Unnamed: 0,Month,Reengineer,Employee_Turnover,VAR4,VAR5
0,1,Prior,0.0,24.390244,42.682927
1,2,Prior,6.0606,19.354839,25.806452
2,3,Prior,12.1212,35.087719,146.19883
3,4,Prior,3.3333,18.404908,110.429448
4,5,Prior,12.9032,17.964072,23.952096
5,6,Prior,9.6774,41.176471,47.058824
6,7,Prior,11.7647,13.422819,0.0
7,8,Prior,11.4286,31.25,25.0
8,9,Prior,23.0769,17.241379,132.183908
9,10,Prior,15.0,16.574586,16.574586


In [8]:
usage = "VAR5"

In [14]:
Prior= treatment_data.loc[treatment_data.Reengineer=='Prior',usage]
Post= treatment_data.loc[treatment_data.Reengineer=='Post',usage]

In [12]:
def check_normality(data):
    test_stat_normality, p_value_normality=stats.shapiro(data)
    print("p value:%.4f" % p_value_normality)
    if p_value_normality <0.05:
        print("Reject null hypothesis >> The data is not normally distributed")
    else:
        print("Fail to reject null hypothesis >> The data is normally distributed")  

In [13]:
def check_variance_homogeneity(group1, group2):
    test_stat_var, p_value_var= stats.levene(group1,group2)
    print("p value:%.4f" % p_value_var)
    if p_value_var <0.05:
        print("Reject null hypothesis >> The variances of the samples are different.")
    else:
        print("Fail to reject null hypothesis >> The variances of the samples are same.")

### 1. Defining Hypothesis

To determine if the reengineering effort changed the critical incidence rate.

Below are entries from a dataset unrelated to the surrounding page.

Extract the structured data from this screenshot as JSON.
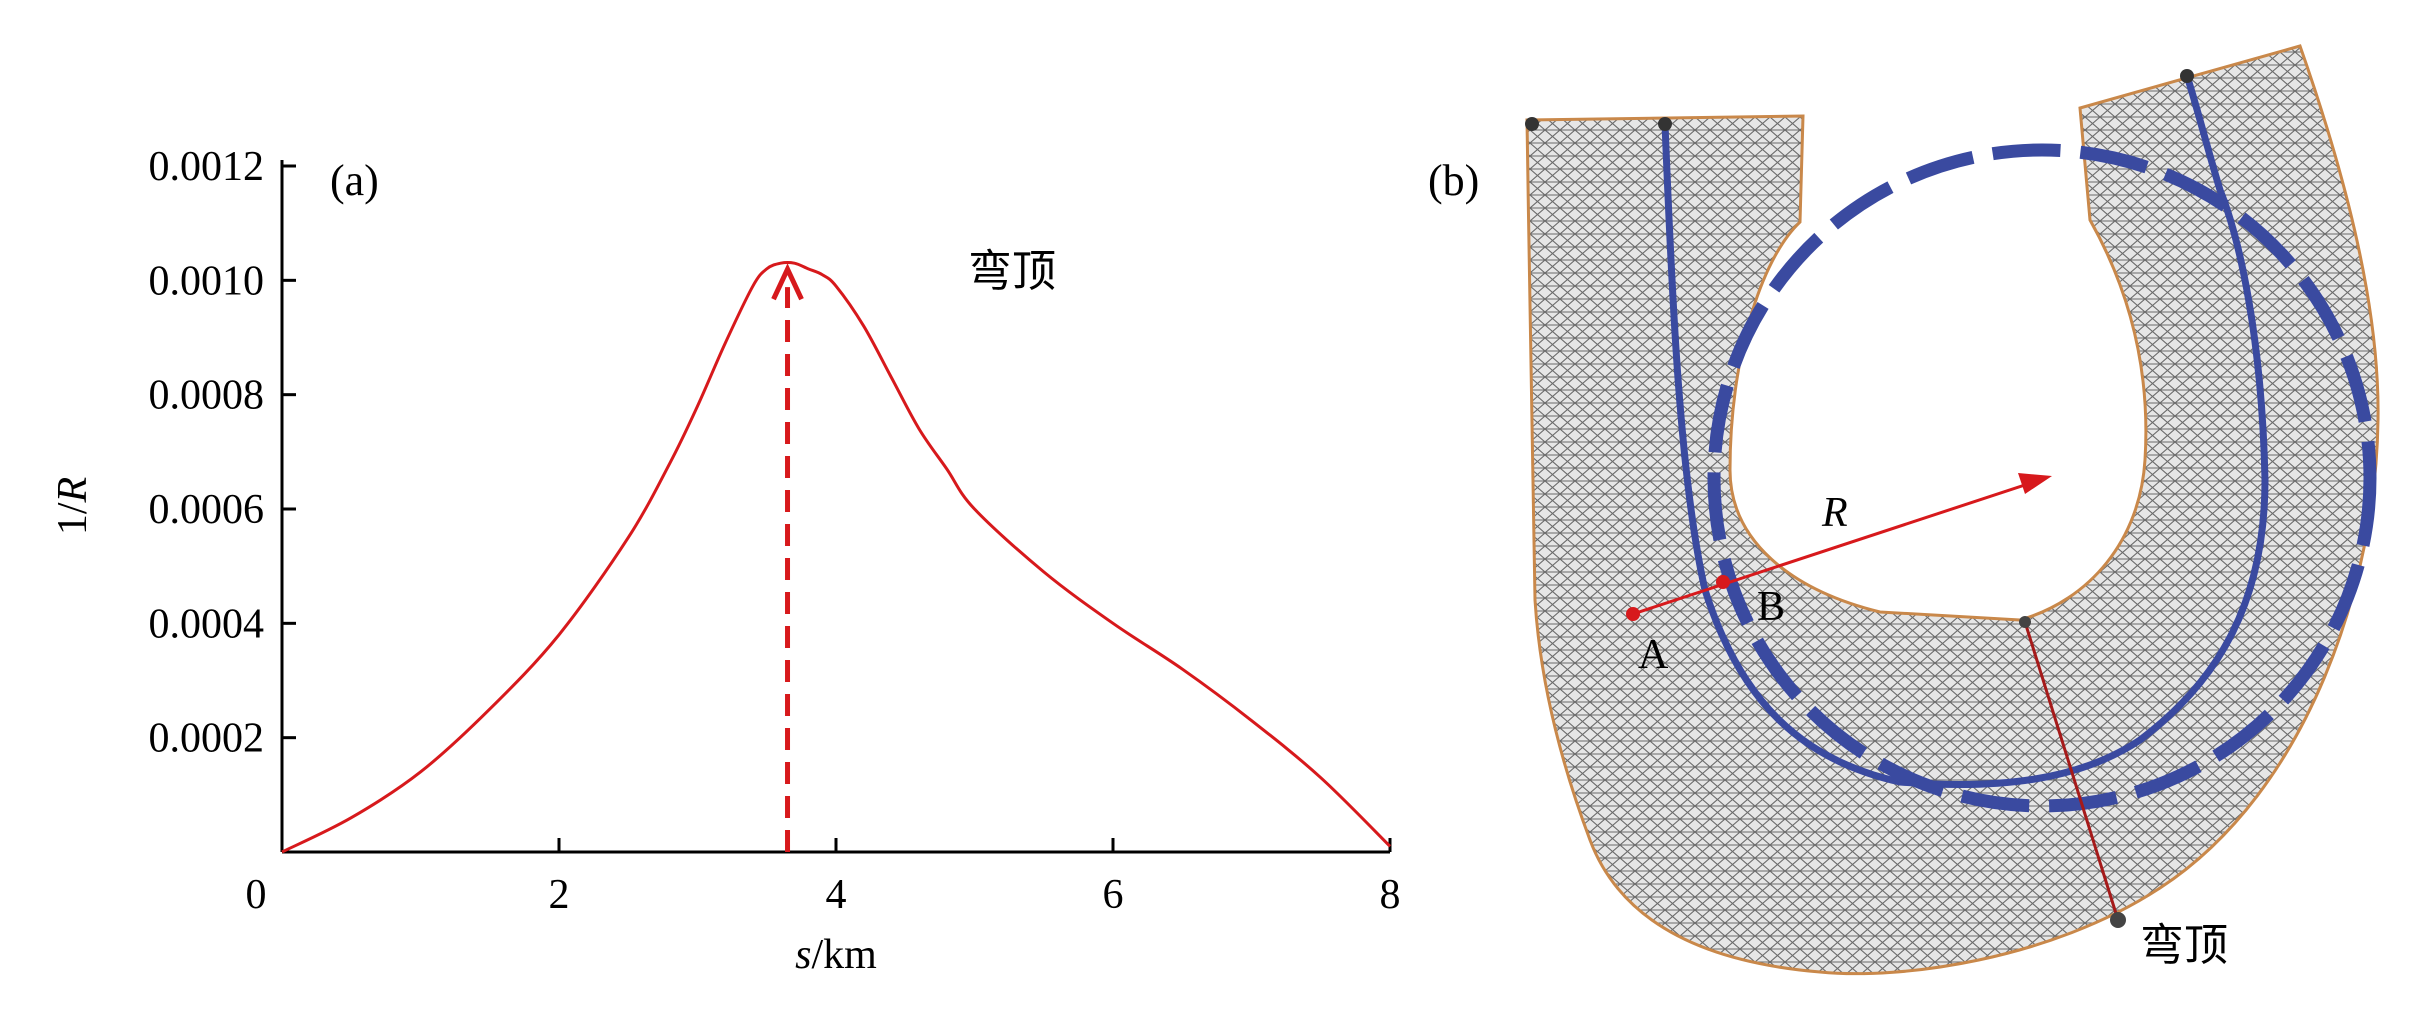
{
  "chart_data": [
    {
      "panel": "(a)",
      "type": "line",
      "xlabel_italic": "s",
      "xlabel_rest": "/km",
      "ylabel_plain": "1/",
      "ylabel_italic": "R",
      "xlim": [
        0,
        8
      ],
      "ylim": [
        0,
        0.0012
      ],
      "xticks": [
        0,
        2,
        4,
        6,
        8
      ],
      "xtick_labels": [
        "0",
        "2",
        "4",
        "6",
        "8"
      ],
      "yticks": [
        0.0002,
        0.0004,
        0.0006,
        0.0008,
        0.001,
        0.0012
      ],
      "ytick_labels": [
        "0.0002",
        "0.0004",
        "0.0006",
        "0.0008",
        "0.0010",
        "0.0012"
      ],
      "grid": false,
      "line_color": "#d7191c",
      "series": [
        {
          "x": [
            0,
            0.5,
            1.0,
            1.5,
            2.0,
            2.5,
            2.8,
            3.0,
            3.2,
            3.4,
            3.5,
            3.6,
            3.7,
            3.8,
            3.9,
            4.0,
            4.2,
            4.4,
            4.6,
            4.8,
            5.0,
            5.5,
            6.0,
            6.5,
            7.0,
            7.5,
            8.0
          ],
          "y": [
            0,
            6e-05,
            0.00014,
            0.00025,
            0.00038,
            0.00055,
            0.00068,
            0.00078,
            0.00089,
            0.00099,
            0.00102,
            0.00103,
            0.00103,
            0.00102,
            0.00101,
            0.00099,
            0.00092,
            0.00083,
            0.00074,
            0.00067,
            0.0006,
            0.00049,
            0.0004,
            0.00032,
            0.00023,
            0.00013,
            1e-05
          ]
        }
      ],
      "apex_marker": {
        "x": 3.65,
        "from_y": 0,
        "to_y": 0.00103,
        "style": "dashed-arrow",
        "color": "#d7191c"
      },
      "annotation": "弯顶"
    },
    {
      "panel": "(b)",
      "type": "diagram",
      "description_labels": {
        "point_a": "A",
        "point_b": "B",
        "radius_label": "R",
        "apex_label": "弯顶"
      },
      "colors": {
        "mesh": "#555555",
        "channel_line": "#3a4aa0",
        "radius_arrow": "#d7191c"
      }
    }
  ]
}
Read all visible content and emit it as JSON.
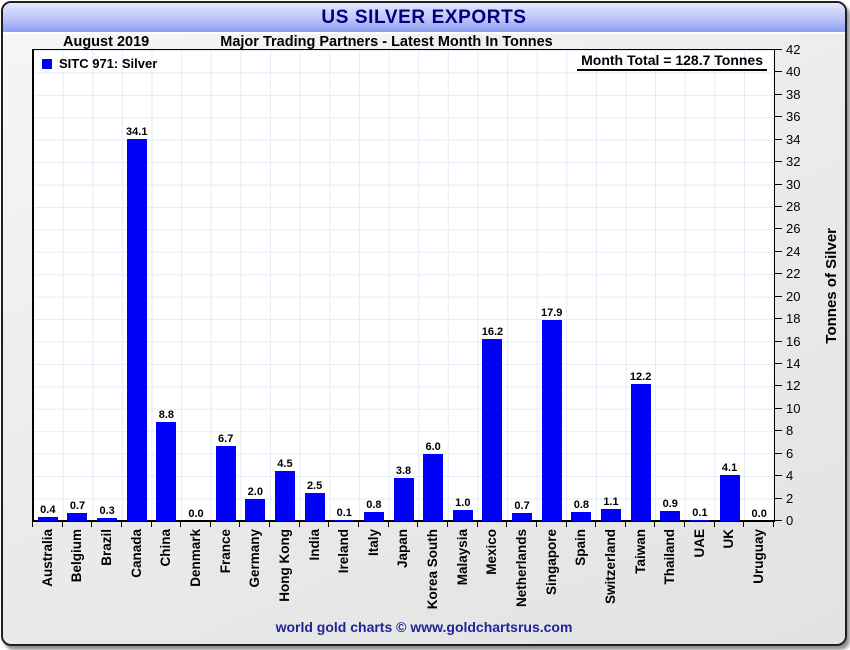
{
  "header": {
    "title": "US SILVER EXPORTS",
    "date": "August 2019",
    "subtitle": "Major Trading Partners - Latest Month In Tonnes"
  },
  "legend": {
    "label": "SITC 971: Silver"
  },
  "annotation": {
    "month_total": "Month Total = 128.7 Tonnes"
  },
  "footer": {
    "credit": "world gold charts © www.goldchartsrus.com"
  },
  "colors": {
    "bar": "#0101fa",
    "grid": "#e3ecf7",
    "title_text": "#00007f",
    "footer_text": "#22229a"
  },
  "chart_data": {
    "type": "bar",
    "title": "US SILVER EXPORTS",
    "subtitle": "Major Trading Partners - Latest Month In Tonnes",
    "period": "August 2019",
    "series_name": "SITC 971: Silver",
    "categories": [
      "Australia",
      "Belgium",
      "Brazil",
      "Canada",
      "China",
      "Denmark",
      "France",
      "Germany",
      "Hong Kong",
      "India",
      "Ireland",
      "Italy",
      "Japan",
      "Korea South",
      "Malaysia",
      "Mexico",
      "Netherlands",
      "Singapore",
      "Spain",
      "Switzerland",
      "Taiwan",
      "Thailand",
      "UAE",
      "UK",
      "Uruguay"
    ],
    "values": [
      0.4,
      0.7,
      0.3,
      34.1,
      8.8,
      0.0,
      6.7,
      2.0,
      4.5,
      2.5,
      0.1,
      0.8,
      3.8,
      6.0,
      1.0,
      16.2,
      0.7,
      17.9,
      0.8,
      1.1,
      12.2,
      0.9,
      0.1,
      4.1,
      0.0
    ],
    "value_label_decimals": 1,
    "ylabel": "Tonnes of Silver",
    "ylim": [
      0,
      42
    ],
    "ytick_step": 2,
    "month_total": 128.7,
    "grid": true,
    "legend_position": "top-left",
    "y_axis_side": "right"
  }
}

Is there evidence that the critical incidence rate
improved?

    H₀: μ₁=μ₂ or The mean of the samples is the same.
    H₁: At least one of them is different.
    
The performance of the methods by using a 0.05 significance level. the hypothesis testing to check whether there is a difference between the performance of the methods by using a 0.05 significance level.

### 2. Assumption Check

    H₀: The data is normally distributed.
    H₁: The data is not normally distributed.

    H₀: The variances of the samples are the same.
    H₁: The variances of the samples are different.    

In [15]:
check_normality(Prior)
check_normality(Post)

p value:0.0328
Reject null hypothesis >> The data is not normally distributed
p value:0.9451
Fail to reject null hypothesis >> The data is normally distributed


In [16]:
check_variance_homogeneity(Prior, Post)

p value:0.0575
Fail to reject null hypothesis >> The variances of the samples are same.


### 3. Selecting the Proper Test

In [21]:
ttest,p_value = stats.ttest_ind(Prior,Post)
print("p value:%.8f" % p_value)

if p_value <0.05:
    print("Reject null hypothesis")
else:
    print("Fail to reject null hypothesis")

p value:0.12091989
Fail to reject null hypothesis


### 4. Decision and Conclusion

we observe a p-value of 0.120920 which is higher than significance level. This prove that there is no change in critical incidence rate.